1. A method of transmitting or recording

digital signals comprising sampling an analogue signal to produce a plurality of digital words, converting each of said words to a coded word, combining said coded words together in groups with at least one but not all of said words of each group being ones complemented, there being a significant positive correlation (as hereinbefore defined) between the coded words.

2. A method according to claim I, wherein combined coded words are interleaved.

3. A method according to claim 2, wherein two bits from each coded word are interleaved.

4. A method according to claim 1, 2 or 3 wherein a parity bit is inserted into each coded word.

5. A method according to any one of the preceding claims, wherein said converting step is achieved using a code according to Figure 2.

6. A method according to any one of the preceding claims, wherein the combined coded words are subjected to a parallel to series convertion.

7. A method according to claim 6, wherein alternate combined coded word groups are processed in separate channels.

8. A method according to any one of the preceding claims wherein each group comprises two words.

9. A method of transmitting or recording digital signals according to claim 1 substantially as hereinbefore described with reference to the accompanying drawings.

10. Apparatus for producing a digital representation of an analogue signal, comprising an analogue to digital converter for sampling the analogue signal and converting the samples into digital words, a code converter connected to the output of said analogue to digital converter for converting each of said words to a coded word, means for combining the coded words together in groups and for ones complementing at least but not all, of said coded words in each group, there being a significant positive correlation (as hereinafter defined) between the coded words.
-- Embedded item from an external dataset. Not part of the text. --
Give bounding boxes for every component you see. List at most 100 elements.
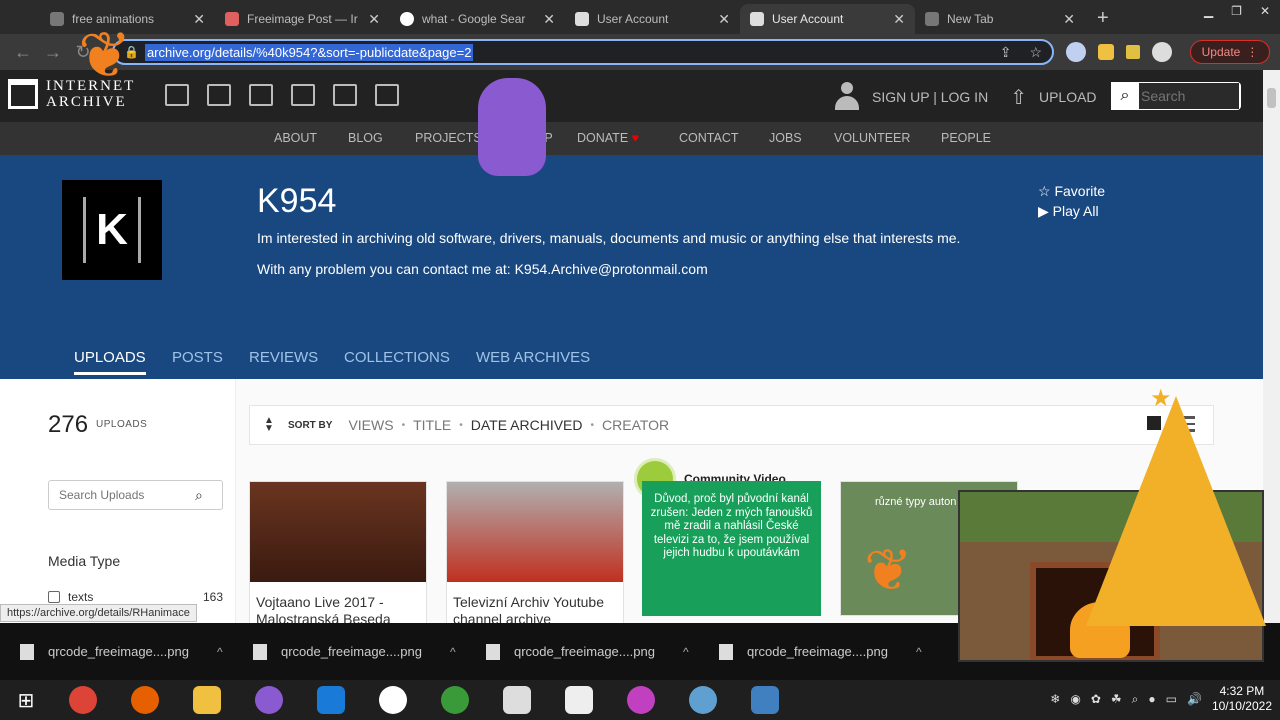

11. Apparatus according to claim 10, wherein the combining means comprises means for performing a parallel to series conversion and for interleaving the words of the group.

12. Apparatus according to claim 10 or 11, and comprising means for inserting a parity bit into each coded word.

13. Apparatus for producing a digital representation of an analogue signal according to claim 10 substantially as hereinbefore described with reference to the accompanying drawings.

14. A recording when made according to any one of claims 1 to 9.